After hearing student complaint through phone calls and electronic feedback, the Associated Students of the University of Utah has gotten a message.
Enrollment increases, lot closures and Olympic slot snatching have created a parking problem that ASUU will try to answer in the coming months.
At the end of this week, ASUU will present a student petition to President Bernie Machen asking him to form a team of administration, student body and Parking and Transportation Services representatives to look at potential solutions.
“Their job is to put together a whole plan,” said Ben Lowe, ASUU president. The team will look at parking solutions at other universities, analyze the situation on campus and explore which options will alleviate the problem both in the short and long term.
The team which ASUU hopes to see assembled by Machen will differ from other parking related committees because it will have the advantage of support from the student body and a commitment from the administration?the first time a well-supported group will take a comprehensive look at the whole parking situation.
“Parking has never been looked at in a centralized fashion before,” Lowe said. “It’s a huge issue to take on.”
ASUU hopes student support behind this initiative will make implementing solutions easier.
“Students have never really put an organized push together,” said Jay Hart, ASUU chief of staff. “Parking has never been the number one priority.”
According to Hart, half of the student feedback he hears is related to parking.
“Suddenly students are now saying we need to do something,” he said. “There’s enough momentum building now.”
Student support is so important in this initiative because it will give ASUU the backing that they need to get Machen?s support.
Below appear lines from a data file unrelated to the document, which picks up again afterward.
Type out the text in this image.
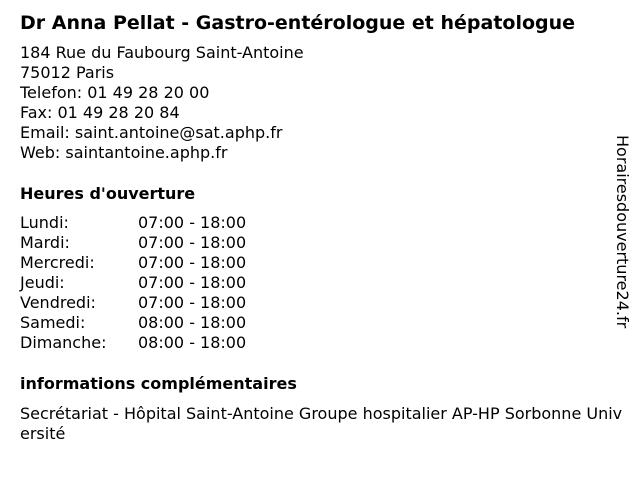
Dr Anna Pellat - Gastro-entérologue et hépatologue
184 Rue du Faubourg Saint-Antoine
75012 Paris
Telefon: 01 49 28 20 00
Fax: 01 49 28 20 84
Email: saint.antoine@sat.aphp.fr
Web: saintantoine.aphp.fr
Heures d'ouverture
Lundi:	07:00 - 18:00
Mardi:	07:00 - 18:00
Mercredi:	07:00 - 18:00
Jeudi:	07:00 - 18:00
Vendredi:	07:00 - 18:00
Samedi:	08:00 - 18:00
Dimanche:	08:00 - 18:00
informations complémentaires
Secrétariat - Hôpital Saint-Antoine Groupe hospitalier AP-HP Sorbonne Université
Horairesdouverture24.fr
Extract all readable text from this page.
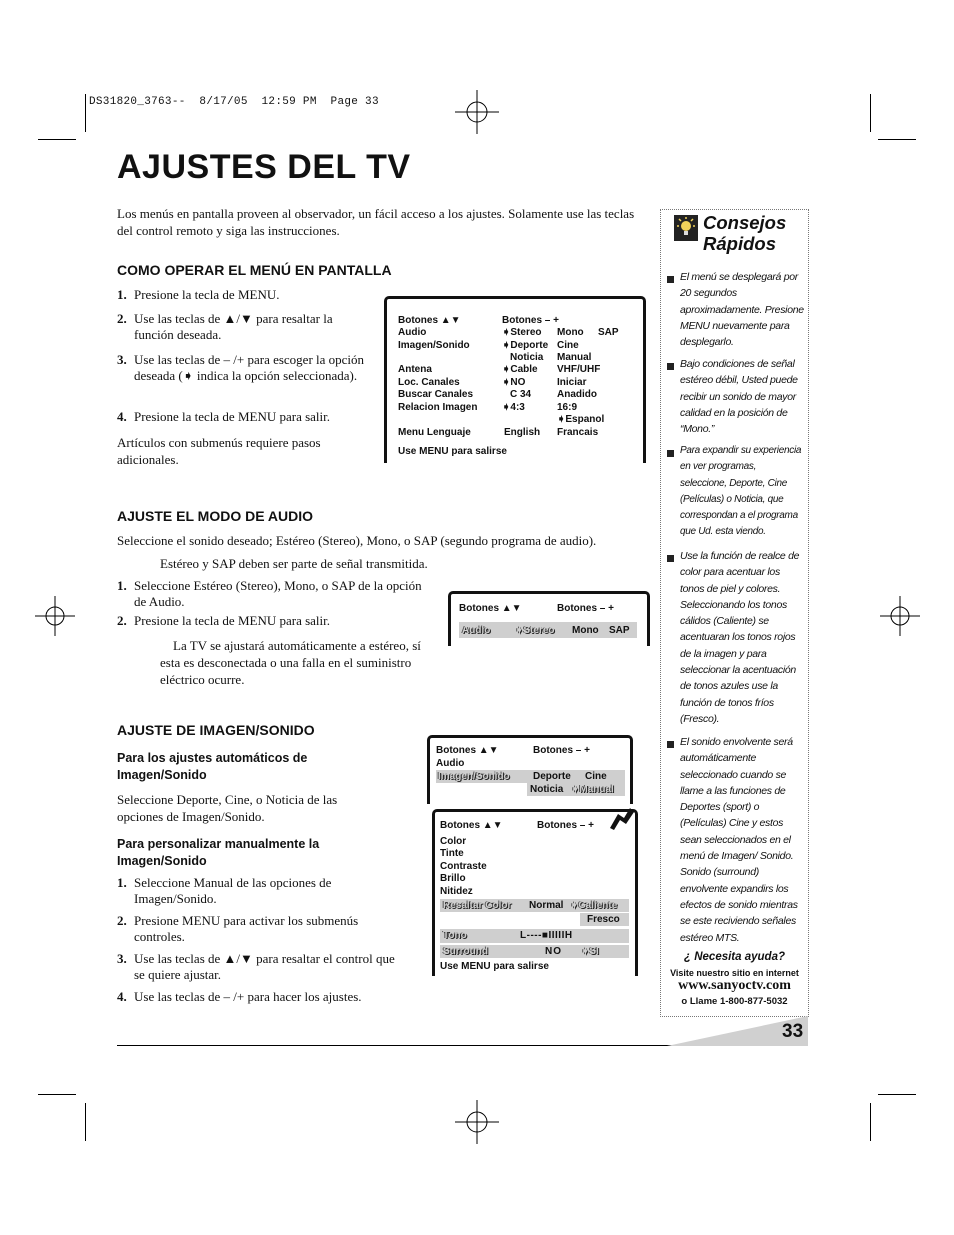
DS31820_3763--  8/17/05  12:59 PM  Page 33
AJUSTES DEL TV
Los menús en pantalla proveen al observador, un fácil acceso a los ajustes. Solamente use las teclas del control remoto y siga las instrucciones.
COMO OPERAR EL MENÚ EN PANTALLA
1. Presione la tecla de MENU.
2. Use las teclas de ▲/▼ para resaltar la función deseada.
3. Use las teclas de – /+ para escoger la opción deseada (➧ indica la opción seleccionada).
4. Presione la tecla de MENU para salir.
Artículos con submenús requiere pasos adicionales.
Botones ▲▼	Botones – +
Audio	➧Stereo Mono SAP
Imagen/Sonido	➧Deporte Cine
Noticia Manual
Antena	➧Cable VHF/UHF
Loc. Canales	➧NO	Iniciar
Buscar Canales	C 34	Anadido
Relacion Imagen ➧4:3	16:9
➧Espanol
Menu Lenguaje	English Francais
Use MENU para salirse
AJUSTE EL MODO DE AUDIO
Seleccione el sonido deseado; Estéreo (Stereo), Mono, o SAP (segundo programa de audio).
Estéreo y SAP deben ser parte de señal transmitida.
1. Seleccione Estéreo (Stereo), Mono, o SAP de la opción de Audio.
2. Presione la tecla de MENU para salir.
La TV se ajustará automáticamente a estéreo, sí esta es desconectada o una falla en el suministro eléctrico ocurre.
Botones ▲▼	Botones – +
Audio ➧Stereo Mono SAP
AJUSTE DE IMAGEN/SONIDO
Para los ajustes automáticos de Imagen/Sonido
Seleccione Deporte, Cine, o Noticia de las opciones de Imagen/Sonido.
Para personalizar manualmente la Imagen/Sonido
1. Seleccione Manual de las opciones de Imagen/Sonido.
2. Presione MENU para activar los submenús controles.
3. Use las teclas de ▲/▼ para resaltar el control que se quiere ajustar.
4. Use las teclas de – /+ para hacer los ajustes.
Botones ▲▼	Botones – +
Audio
Imagen/Sonido Deporte Cine
Noticia ➧Manual
Botones ▲▼	Botones – +
Color
Tinte
Contraste
Brillo
Nitidez
Resaltar Color Normal ➧Caliente
Fresco
Tono	L----■IIIIIH
Surround	NO ➧SI
Use MENU para salirse
Consejos
Rápidos
El menú se desplegará por 20 segundos aproximadamente. Presione MENU nuevamente para desplegarlo.
Bajo condiciones de señal estéreo débil, Usted puede recibir un sonido de mayor calidad en la posición de “Mono.”
Para expandir su experiencia en ver programas, seleccione, Deporte, Cine (Películas) o Noticia, que correspondan a el programa que Ud. esta viendo.
Use la función de realce de color para acentuar los tonos de piel y colores. Seleccionando los tonos cálidos (Caliente) se acentuaran los tonos rojos de la imagen y para seleccionar la acentuación de tonos azules use la función de tonos fríos (Fresco).
El sonido envolvente será automáticamente seleccionado cuando se llame a las funciones de Deportes (sport) o (Películas) Cine y estos sean seleccionados en el menú de Imagen/ Sonido. Sonido (surround) envolvente expandirs los efectos de sonido mientras se este reciviendo señales estéreo MTS.
¿ Necesita ayuda?
Visite nuestro sitio en internet
www.sanyoctv.com
o Llame 1-800-877-5032
33
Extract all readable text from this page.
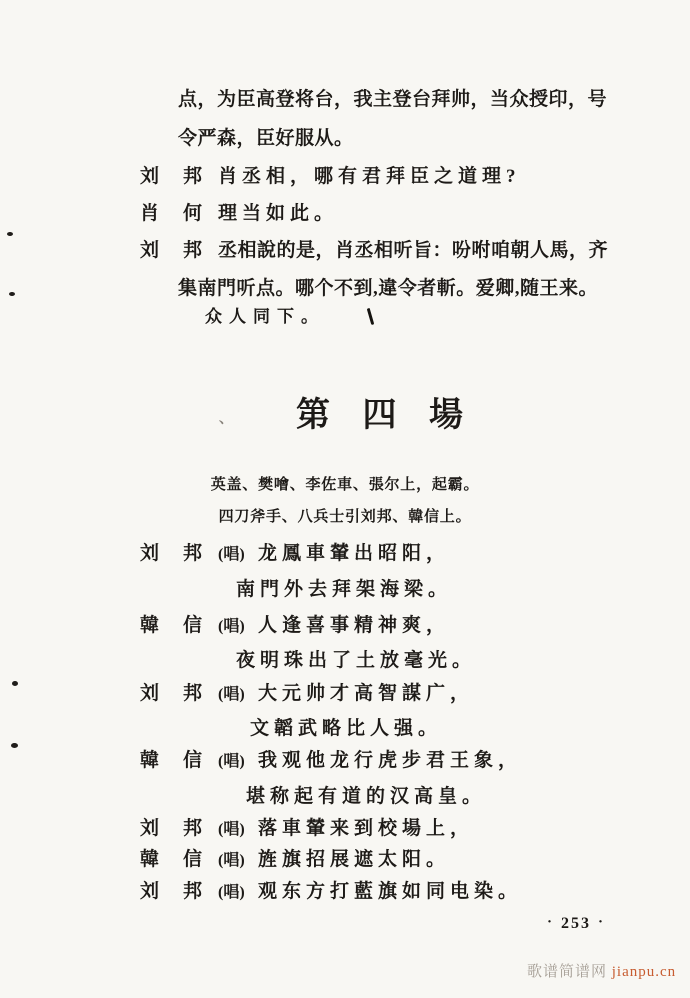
点，为臣高登将台，我主登台拜帅，当众授印，号
令严森，臣好服从。
刘 邦 肖丞相，哪有君拜臣之道理?
肖 何 理当如此。
刘 邦 丞相說的是，肖丞相听旨：吩咐咱朝人馬，齐
集南門听点。哪个不到,違令者斬。爱卿,随王来。
众人同下。
、 第 四 場
英盖、樊噲、李佐車、張尔上，起霸。
四刀斧手、八兵士引刘邦、韓信上。
刘 邦 (唱) 龙鳳車輦出昭阳，
南門外去拜架海梁。
韓 信 (唱) 人逢喜事精神爽，
夜明珠出了土放毫光。
刘 邦 (唱) 大元帅才高智謀广，
文韜武略比人强。
韓 信 (唱) 我观他龙行虎步君王象，
堪称起有道的汉高皇。
刘 邦 (唱) 落車輦来到校場上，
韓 信 (唱) 旌旗招展遮太阳。
刘 邦 (唱) 观东方打藍旗如同电染。
· 253 ·
歌谱简谱网 jianpu.cn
“We want to show President Machen that students are serious about this,” Hart said. “If we just go to President Machen and say this is what students want, he’ll just say thank you. Signatures give us a lot more respectability.”
ASUU hopes to identify both long- and short-term solutions with this initiative. Ideas for solving the parking problem include park and rides, eliminating A lots and pay lots, more shuttles, lots further away from campus, carpooling and a parking structure. All of these potential solutions are just ideas that the team can further investigate and test the potential of.
“Our goal is not to say this is what we want to have happen,” Hart said. “We want to create a resolution together that lasts and sticks.”
The parking initiative will focus on realistic solutions that may take longer than many students wish it to.
“Unfortunately, we can’t find a solution tomorrow,” Hart said. “This is an issue that will take time and resources. If we do expect to fix the parking situation, we need to be patient and take a realistic approach.”
“It’s important that students are patient,” Lowe said. “The only way we’re going to make something happen is to do it realistically.”
ASUU hopes to get the support of the student body using a variety of methods to collect signatures and support. Throughout the week, the executive cabinet will be all over campus collecting signatures, explaining the parking initiative to students and encouraging student input.
ASUU has also set up a place on their Web site where students can enter feedback, add their names to a petition and learn more about the parking situation on campus. According to Colter Hammer, the public relations board director for ASUU, they are using the Web site because most students do not have time to discuss parking on their way to classes.
“The Web site will have a lot more detailed information,” he said.
The effort will also include posters, flyers designed to look like parking tickets and little cars on popsicle sticks that students can plant on campus, demonstrating their support.
Hammer anticipates their efforts will get about 5,000 signatures to support the initiative.
Once student support is collected, ASUU is confident that the administration will support its initiative.
“Their whole purpose is to look after the interest of students,” Hammer said. “Everyone knows there’s a problem, but what we need is student support.”
Because the initiative is focused on realistic solutions, parking services is in support of it.
“We look forward to working with ASUU on this, we certainly recognize that parking is a concern with everyone on campus,” said Norm Chambers, director of Auxiliary Services, who supervises parking services. Chambers hopes that the initiative will give students a chance to learn more about parking services and the difficulty of building and maintaining parking structures.
“Obviously it’s a good chance to educate people on how the system works and identify realistic options for the future,” he said “We’re not talking about a quick fix here, it’s one that will take time.”
Parking services has promised not to dismiss any ideas that ASUU presented through this initiative. They will investigate each option to ensure that all understand the consequences of each solution.
“I want to be sure that if we do anything, it is a beneficial move,” Chambers said.
Although the parking problem may not be solved tomorrow, ASUU hopes to find a solution to ease the situation of commuting students.
“We feel like there really are possibilities,” Lowe said. “It’s not a hopeless cause.”